Ekrem Kızıltaş

EKREM KIZILTAŞ

Tarihi 5 Haziran 2020

Deve mi, kuş mu!..

Haberleşme, selamlaşma, sohbet etme, fotoğraf ve belge gönderme, yapılan el işlerini ya da yemekleri paylaşma, ev dekorasyonu ya da bahçe düzenlemesi konusunda fikir alışverişinde bulunma… sosyal işler kapsamındadır…

Bunların sosyal medyanın hakikaten sosyal taraflarından olduğu konusunda kimsenin itirazı da yok zaten…

Ancak, ona buna küfür ve hakaret dolu mesajlar göndermek, yalan olduğu herkesçe bilinen paylaşımlarda bulunmak, toplumun inanç ve değerlerine önem vermeyen beyanlarda bulunmamın yanında sahte hesaplar üzerinden kamu düzeninin riske atıcı operasyonlara kalkışmanın sosyal olduğunu söyleyemeyiz. Bunlara dense dense 'asosyal' denebilir çünkü…

Sosyal medya son yılların önemli gerçeklerinden birisi. 83 milyonluk ülkemizde sosyal medyayı kullananların sayısının 50 milyonun üzerinde olması da bunun göstergesi.

Yani milyonlarca insan, bu platformlarını tanıdığı imkanla, haberleşiyor, görüşüyor, fotoğraflar videolar gönderiyor vs. Bu işlemlere imkan sağlayan sosyal medya kuruluşlarının bütün bu hizmetleri babalarının hayrına mı sağladıkları yoksa farkına varmadan bize ağır bedeller mi ödettikleri, ayrı ve uzun bir tartışma konusu.

Bu platformların toplumsal riskler taşıyıp taşımadıkları ve başka birtakım konuları erteleyebiliriz belki. Ancak pek de sosyal olmayan kişi ve grupların sosyal medyayı asosyal şekilde kullanmaları, işleri karıştıran temel husus.

Sosyal medyanın asosyal bir biçimde kullanılması sadece Türkiye'nin problemi değil. Küreselleşme sebebiyle sahiplerinin tam olarak kimler olduğu bilinmeyen bu platformların kime ya da kimlere hizmet ettikleri sorusu sanırız bütün ülkelerin kafasını meşgul eder durumda.

SOSYAL MEDYAYA ZAPT U RAPT…
Bazılarının hoşuna gidiyor belki. Ancak unutmamak gerekir ki her türlü kuraldan azade havasındaki bu kuruluşlarda da zurnanın zırt dediği yerler var. İnsanların hoşuna gidebilecek prensiplerle çalışıyormuş gibi gözüken sosyal medya kuruluşlarının, ciddi ihlallerde bulunabildikleri ve hesap vermeye yanaşmadıkları da bir vakıa.
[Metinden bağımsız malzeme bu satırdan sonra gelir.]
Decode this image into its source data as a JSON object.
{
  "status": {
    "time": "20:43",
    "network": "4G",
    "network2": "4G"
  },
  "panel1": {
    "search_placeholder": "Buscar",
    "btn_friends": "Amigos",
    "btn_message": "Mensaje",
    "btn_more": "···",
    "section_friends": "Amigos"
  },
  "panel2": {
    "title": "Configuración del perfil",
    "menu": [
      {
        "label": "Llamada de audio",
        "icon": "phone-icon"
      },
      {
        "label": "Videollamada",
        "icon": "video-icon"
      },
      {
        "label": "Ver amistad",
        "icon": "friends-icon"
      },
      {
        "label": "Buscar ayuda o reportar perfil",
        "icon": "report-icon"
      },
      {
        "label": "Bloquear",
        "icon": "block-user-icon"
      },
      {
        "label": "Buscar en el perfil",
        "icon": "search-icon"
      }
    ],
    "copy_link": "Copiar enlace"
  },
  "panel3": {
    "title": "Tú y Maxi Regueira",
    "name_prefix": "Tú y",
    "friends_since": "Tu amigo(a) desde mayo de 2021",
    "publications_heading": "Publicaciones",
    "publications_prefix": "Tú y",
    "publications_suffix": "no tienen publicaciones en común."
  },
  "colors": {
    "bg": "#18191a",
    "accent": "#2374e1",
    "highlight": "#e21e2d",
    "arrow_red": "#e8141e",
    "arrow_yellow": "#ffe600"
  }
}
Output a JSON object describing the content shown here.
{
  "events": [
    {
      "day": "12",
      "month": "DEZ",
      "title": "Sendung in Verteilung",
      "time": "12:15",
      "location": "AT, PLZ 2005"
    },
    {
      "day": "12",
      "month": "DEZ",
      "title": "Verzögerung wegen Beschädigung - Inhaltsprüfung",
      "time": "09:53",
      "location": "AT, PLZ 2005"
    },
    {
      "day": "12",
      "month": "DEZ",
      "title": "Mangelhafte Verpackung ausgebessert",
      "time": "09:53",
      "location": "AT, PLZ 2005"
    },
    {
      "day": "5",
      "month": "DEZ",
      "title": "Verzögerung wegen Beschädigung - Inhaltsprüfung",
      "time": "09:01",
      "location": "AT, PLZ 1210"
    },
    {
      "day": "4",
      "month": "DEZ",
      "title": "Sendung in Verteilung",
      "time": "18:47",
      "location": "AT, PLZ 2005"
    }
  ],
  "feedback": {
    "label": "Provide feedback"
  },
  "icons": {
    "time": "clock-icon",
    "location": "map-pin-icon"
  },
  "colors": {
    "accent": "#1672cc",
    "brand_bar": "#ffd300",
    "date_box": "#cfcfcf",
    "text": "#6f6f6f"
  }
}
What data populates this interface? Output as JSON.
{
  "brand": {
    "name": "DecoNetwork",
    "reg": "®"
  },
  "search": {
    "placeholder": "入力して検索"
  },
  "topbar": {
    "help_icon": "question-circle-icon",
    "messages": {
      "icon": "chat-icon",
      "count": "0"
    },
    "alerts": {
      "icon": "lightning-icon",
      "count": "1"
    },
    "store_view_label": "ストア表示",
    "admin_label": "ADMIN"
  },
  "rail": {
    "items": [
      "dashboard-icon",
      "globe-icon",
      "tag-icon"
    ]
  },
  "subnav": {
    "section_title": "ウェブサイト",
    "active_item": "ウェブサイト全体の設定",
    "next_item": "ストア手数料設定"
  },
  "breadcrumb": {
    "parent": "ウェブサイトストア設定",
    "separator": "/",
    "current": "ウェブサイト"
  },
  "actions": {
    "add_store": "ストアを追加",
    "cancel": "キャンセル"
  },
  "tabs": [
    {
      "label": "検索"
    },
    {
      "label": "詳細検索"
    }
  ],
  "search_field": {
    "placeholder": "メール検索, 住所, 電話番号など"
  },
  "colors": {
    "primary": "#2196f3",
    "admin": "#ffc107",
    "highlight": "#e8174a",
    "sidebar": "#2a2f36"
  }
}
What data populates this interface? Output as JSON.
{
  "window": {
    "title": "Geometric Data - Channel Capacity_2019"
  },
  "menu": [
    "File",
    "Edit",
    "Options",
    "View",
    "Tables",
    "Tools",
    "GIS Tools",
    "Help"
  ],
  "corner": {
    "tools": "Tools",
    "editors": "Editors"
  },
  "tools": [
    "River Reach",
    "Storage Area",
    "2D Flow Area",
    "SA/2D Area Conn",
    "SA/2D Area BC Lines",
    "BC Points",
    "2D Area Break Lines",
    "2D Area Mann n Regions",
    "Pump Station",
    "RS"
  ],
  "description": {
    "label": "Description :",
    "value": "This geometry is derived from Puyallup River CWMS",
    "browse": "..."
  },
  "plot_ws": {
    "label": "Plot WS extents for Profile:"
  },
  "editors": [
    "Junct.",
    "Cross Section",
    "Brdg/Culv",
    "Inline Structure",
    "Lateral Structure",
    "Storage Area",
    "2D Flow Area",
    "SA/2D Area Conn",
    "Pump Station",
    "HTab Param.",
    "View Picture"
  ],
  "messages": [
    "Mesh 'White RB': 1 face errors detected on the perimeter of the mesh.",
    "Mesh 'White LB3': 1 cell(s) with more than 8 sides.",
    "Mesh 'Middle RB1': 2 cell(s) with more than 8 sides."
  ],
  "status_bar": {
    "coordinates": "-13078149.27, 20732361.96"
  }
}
Güçlü devletlerin dediklerine boyun eğseler de, zayıf olarak düşündüklerine pek prim vermeyen bu platformların, yakın dönemde birçok ülkede yaşanan gelişmelerde ciddi roller oynadıkları herkesçe biliniyor.

Hatırlamak gerekir ki, başta 2013'deki Gezi olayları olmak üzere, Türkiye'nin de bu hususta tecrübeleri var.

Ülkemizin sosyal medyanın zararlarına karşı 2013'e nazaran ciddi adımlar attığı malum. Ancak, sosyal medyanın gerektiğinde birileri tarafından kullanılabilecek riskli bir alan olduğunu unutmamak gerek.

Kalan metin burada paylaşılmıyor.